Moeljadi Djojomartono adalah tokoh Muhammadiyah yang menjadi menteri di Era Soekarno. Namun, namanya belum populer di Indonesia, bahkan di kalangan Muhammadiyah sendiri.
Moeljadi pernah menjabat Menteri Sosial Indonesia dalam Kabinet Djuanda antara 1957 dan 1962 dan Kabinet Dwikora III tahun 1966.ia juga menjabat sebagai Menteri Koordinator Kesejahteraan Rakyat antara 1960 dan 1966.
4. Masa Orde Baru (1966–1998)
Pada masa Orde Baru, NU dan Muhammadiyah tetap terlibat dalam pemerintahan, meskipun dengan dinamika yang berbeda. Pada awal Orde Baru, NU mendukung pemerintahan Soeharto, tetapi kemudian memutuskan keluar dari politik praktis pada 1984.
Meski demikian, beberapa tokoh NU tetap diangkat menjadi menteri.

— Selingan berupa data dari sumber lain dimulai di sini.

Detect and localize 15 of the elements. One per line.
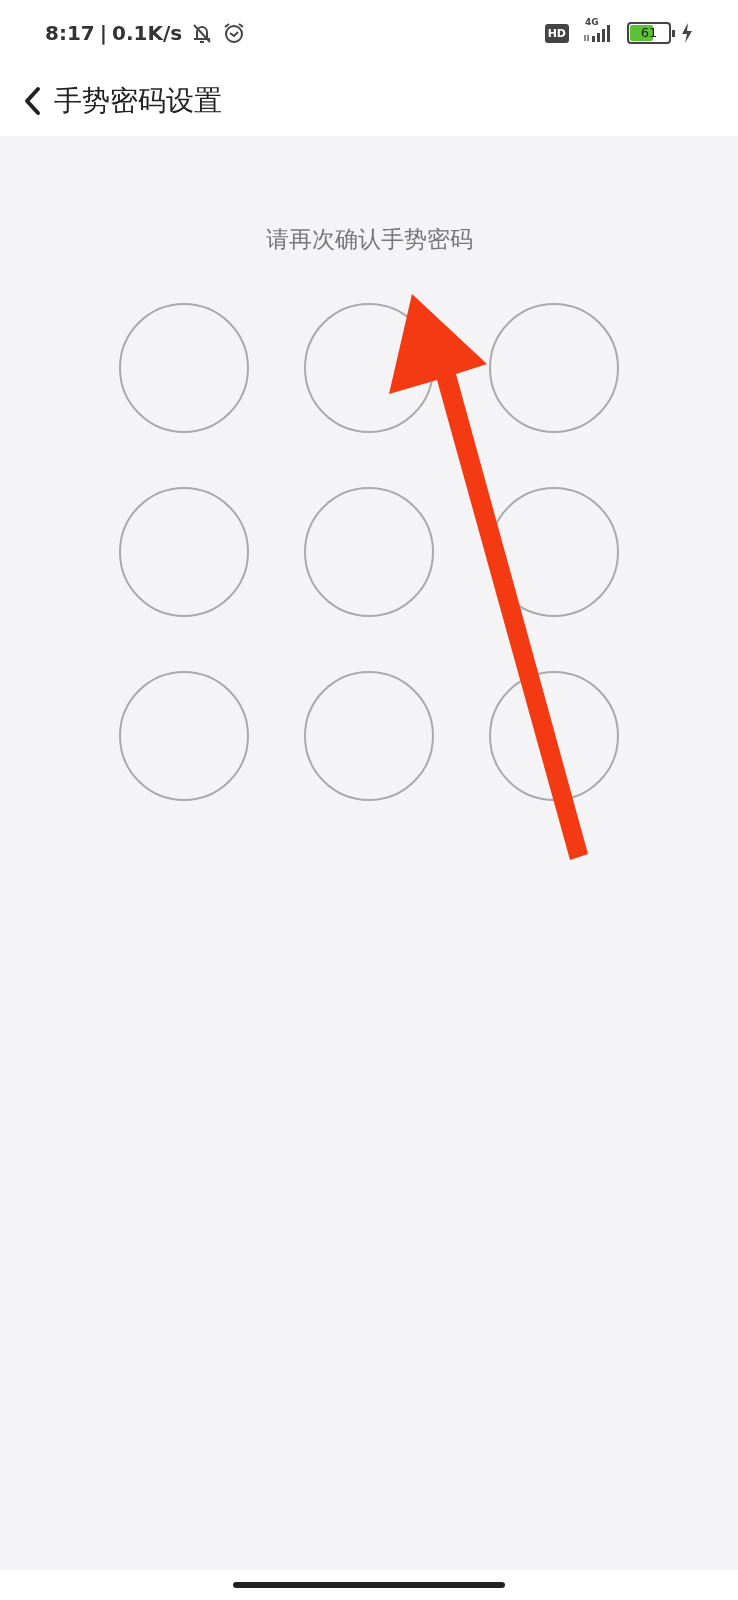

Pada masa Orde Baru ini, tokoh NU yang dipercaya Soeharto memimpin Departemen Agama adalah KH Mohammad Dachlan. Ia menjabat sebagai menteri agama sejak 17 Oktober 1967 hingga 11 September 1971 dalam Kabinet Ampera II dan Kabinet Pembangunan I.

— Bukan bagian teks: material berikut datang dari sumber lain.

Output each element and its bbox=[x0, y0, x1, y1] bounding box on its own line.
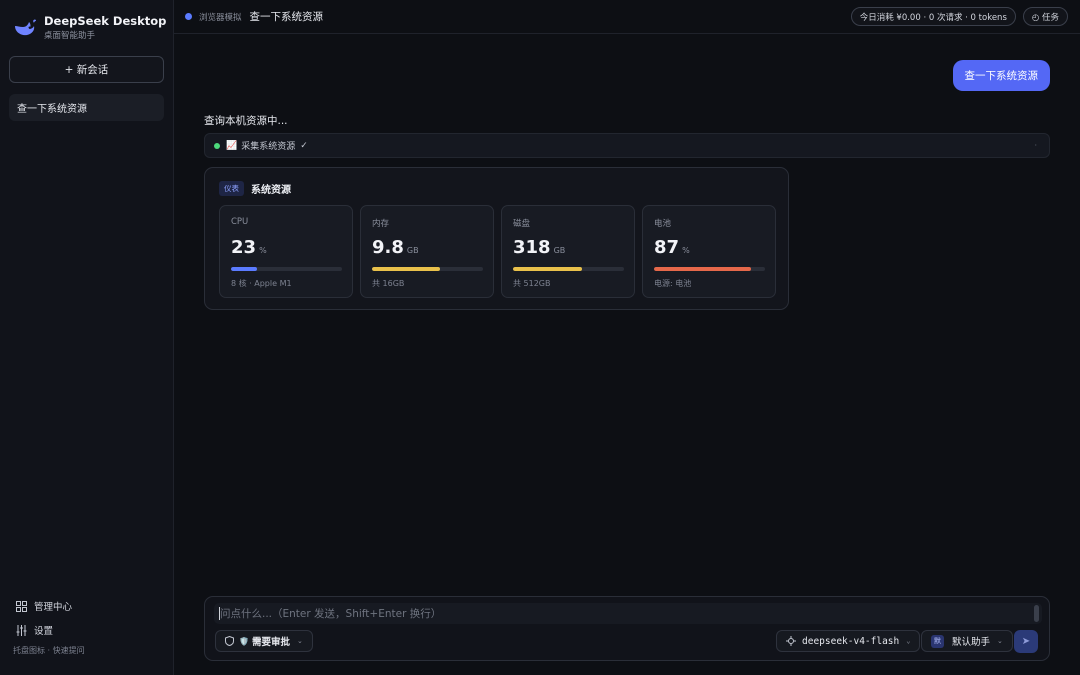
sidebar-link-label: 管理中心 bbox=[34, 602, 73, 613]
conversation-item[interactable]: 查一下系统资源 bbox=[9, 94, 164, 121]
chevron-down-icon: ⌄ bbox=[997, 637, 1003, 645]
assistant-select[interactable]: 默 默认助手 ⌄ bbox=[921, 630, 1013, 652]
resource-progress-track bbox=[513, 267, 624, 271]
resource-card-note: 电源: 电池 bbox=[654, 279, 692, 288]
whale-logo-icon bbox=[13, 16, 37, 40]
user-message-text: 查一下系统资源 bbox=[964, 70, 1039, 82]
chevron-down-icon: ⌄ bbox=[296, 637, 303, 645]
app-window: DeepSeek Desktop 桌面智能助手 + 新会话 查一下系统资源 管理… bbox=[0, 0, 1080, 675]
usage-badge[interactable]: 今日消耗 ¥0.00 · 0 次请求 · 0 tokens bbox=[850, 7, 1016, 26]
tool-call-label: 采集系统资源 bbox=[241, 142, 296, 152]
approval-mode-label: 需要审批 bbox=[251, 637, 290, 648]
mode-label: 浏览器模拟 bbox=[199, 12, 242, 23]
chart-icon: 📈 bbox=[226, 140, 238, 151]
model-label: deepseek-v4-flash bbox=[802, 635, 900, 647]
chevron-down-icon: ⌄ bbox=[906, 637, 911, 645]
sidebar: DeepSeek Desktop 桌面智能助手 + 新会话 查一下系统资源 管理… bbox=[0, 0, 174, 675]
app-title: DeepSeek Desktop bbox=[44, 14, 167, 28]
grid-icon bbox=[15, 600, 27, 612]
shield-icon bbox=[225, 636, 234, 646]
main-panel: 浏览器模拟 查一下系统资源 今日消耗 ¥0.00 · 0 次请求 · 0 tok… bbox=[174, 0, 1080, 675]
top-bar: 浏览器模拟 查一下系统资源 今日消耗 ¥0.00 · 0 次请求 · 0 tok… bbox=[174, 0, 1080, 34]
sidebar-link-settings[interactable]: 设置 bbox=[15, 622, 72, 638]
conversation-item-label: 查一下系统资源 bbox=[17, 104, 87, 115]
assistant-message-text: 查询本机资源中... bbox=[204, 115, 288, 127]
resource-card-label: CPU bbox=[231, 217, 249, 227]
tasks-button[interactable]: ◴ 任务 bbox=[1022, 7, 1068, 26]
resource-card: 磁盘 318 GB 共 512GB bbox=[501, 205, 635, 298]
system-resource-dashboard: 仪表 系统资源 CPU 23% 8 核 · Apple M1 内存 9.8 GB 共 16G… bbox=[204, 167, 789, 310]
resource-card-value: 9.8 bbox=[372, 237, 404, 258]
user-message-bubble: 查一下系统资源 bbox=[952, 60, 1050, 91]
dashboard-title: 系统资源 bbox=[251, 185, 291, 196]
message-input[interactable] bbox=[214, 603, 1042, 624]
resource-card-label: 内存 bbox=[372, 219, 390, 229]
sidebar-link-admin[interactable]: 管理中心 bbox=[15, 598, 72, 614]
resource-card-unit: GB bbox=[553, 246, 566, 255]
send-icon: ➤ bbox=[1021, 636, 1031, 647]
approval-emoji-icon: 🛡️ bbox=[239, 636, 249, 646]
resource-progress-track bbox=[231, 267, 342, 271]
page-title: 查一下系统资源 bbox=[249, 11, 324, 23]
resource-card-note: 共 512GB bbox=[513, 279, 551, 288]
resource-card-unit: % bbox=[259, 246, 267, 255]
resource-progress-track bbox=[372, 267, 483, 271]
brand: DeepSeek Desktop 桌面智能助手 bbox=[13, 14, 166, 42]
resource-card-note: 8 核 · Apple M1 bbox=[231, 279, 292, 288]
status-dot-icon bbox=[185, 13, 192, 20]
sidebar-footer-links: 管理中心 设置 bbox=[15, 598, 72, 646]
resource-card-value: 87 bbox=[654, 237, 680, 258]
resource-card-value: 23 bbox=[231, 237, 257, 258]
sidebar-link-label: 设置 bbox=[34, 626, 54, 637]
assistant-avatar: 默 bbox=[931, 634, 944, 648]
resource-card-note: 共 16GB bbox=[372, 279, 405, 288]
resource-card-unit: % bbox=[682, 246, 690, 255]
resource-card-unit: GB bbox=[406, 246, 419, 255]
resource-progress-fill bbox=[513, 267, 582, 271]
resource-card: 内存 9.8 GB 共 16GB bbox=[360, 205, 494, 298]
send-button[interactable]: ➤ bbox=[1014, 630, 1038, 653]
check-icon: ✓ bbox=[300, 140, 308, 151]
resource-progress-fill bbox=[372, 267, 440, 271]
expand-dot-icon[interactable]: · bbox=[1034, 141, 1037, 150]
input-scrollbar[interactable] bbox=[1034, 605, 1039, 622]
resource-progress-fill bbox=[231, 267, 257, 271]
message-composer: 🛡️ 需要审批 ⌄ deepseek-v4-flash ⌄ 默 默认助手 bbox=[204, 596, 1050, 661]
tray-hint: 托盘图标 · 快速提问 bbox=[13, 646, 85, 655]
success-dot-icon bbox=[214, 142, 220, 149]
tool-call-row[interactable]: 📈 采集系统资源 ✓ · bbox=[204, 133, 1050, 158]
resource-card-label: 磁盘 bbox=[513, 219, 531, 229]
model-select[interactable]: deepseek-v4-flash ⌄ bbox=[776, 630, 921, 652]
resource-progress-track bbox=[654, 267, 765, 271]
model-chip-icon bbox=[786, 636, 796, 646]
resource-card-value: 318 bbox=[513, 237, 551, 258]
dashboard-badge: 仪表 bbox=[219, 181, 244, 196]
resource-card-label: 电池 bbox=[654, 219, 672, 229]
new-chat-button[interactable]: + 新会话 bbox=[9, 56, 164, 83]
sliders-icon bbox=[15, 624, 27, 636]
resource-card: CPU 23% 8 核 · Apple M1 bbox=[219, 205, 353, 298]
text-caret bbox=[219, 607, 220, 620]
approval-mode-select[interactable]: 🛡️ 需要审批 ⌄ bbox=[215, 630, 313, 652]
assistant-label: 默认助手 bbox=[952, 637, 991, 648]
resource-progress-fill bbox=[654, 267, 751, 271]
resource-card: 电池 87% 电源: 电池 bbox=[642, 205, 776, 298]
app-subtitle: 桌面智能助手 bbox=[44, 31, 96, 41]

Pada masa Orde Baru, tokoh-tokoh Muhammadiyah juga mendapat tempat di kabinet, seperti Munawir Sjadzali (Kabinet Pembangunan IV, 1983-1988, Kabinet Pembangunan V 1988-1993) dan Tarmidzi Taher (Kabinet Pembangunan VI, 1993-1998).
5. Era Reformasi (1998–sekarang)
Di era Reformasi, keterwakilan NU dan Muhammadiyah dalam kabinet kembali signifikan, seiring dengan berkembangnya demokrasi dan pluralisme politik. Setelah Soeharto tumbang, tokoh yang berlatar belakang NU banyak yang masuk kabinet.
Pada masa pemerintahan KH Abdurrahman Wahid (Gus Dur) terutama, banyak tokoh NU yang dilibatkan dalam kabinet. Gus Dur dalam Kabinet Persatuan Nasional (1999-2001) mengangkat Muhammad Tolchah Hasan yang juga politikus PKB sebagai menteri agama.
Lalu pada era Presiden Megawati Soekarno Putri, tokoh NU yang menjadi Menteri Agama di Kabinet Gotong Royong adalah Said Agil Husin Al Munawar. Setelah itu, Presiden keenam RI Susilo Bambang Yudhoyono (SBY) kembali menunjuk tokoh NU sebagai menteri agama untuk Kabinet Indonesia Bersatu (2004-2009), yaitu Muhammad Maftuh Basyuni.
Hingga kini, NU terus memiliki perwakilan di kabinet, termasuk KH Ma’ruf Amin yang menjabat sebagai Wakil Presiden Indonesia (2019–2024). Presiden Jokowi juga banyak menunjuk tokoh yang berlatar belakang NU dalam kabinetnya.
Muhammadiyah juga tetap terwakili dalam kabinet pada era Reformasi. Tokoh-tokohnya sering kali mendapat posisi di pemerintahan, terutama di bidang pendidikan, agama, dan sosial.
Prof Abdul Malik Fadjar merupakan salah tokoh Muhammadiyah yang aktif dalam pemerintahan. Ia pernah menjadi Menteri Pendidikan Nasional Kabinet Gotong Royong (2001-2004) dan Menteri Agama Kabinet Reformasi Pembangunan (23 Mei 1998-29 Oktober 1999).
Di era Presiden SBY maupun Jokowi, banyak tokoh Muhammadiyah yang masuk dalam kabinet. Diantaranya, Prof Muhadjir Effendy yang kini menjabat sebagai Menteri Koordinator Bidang Pembangunan Manusia dan Kebudayaan.
Jadi, perwakilan tokoh NU dan Muhammadiyah dalam berbafai kabinet Indonesia menunjukkan bahwa kedua organisasi Islam ini memiliki peran penting dalam politik dan pemerintahan Indonesia sejak awal kemerdekaan.
Tokoh-tokoh NU sering menduduki jabatan Menteri Agama, sementara tokoh Muhammadiyah kerap menempati posisi di bidang pendidikan dan sosial. Baik NU maupun Muhammadiyah terus berperan dalam pembangunan bangsa hingga kini, meskipun dengan pendekatan yang berbeda.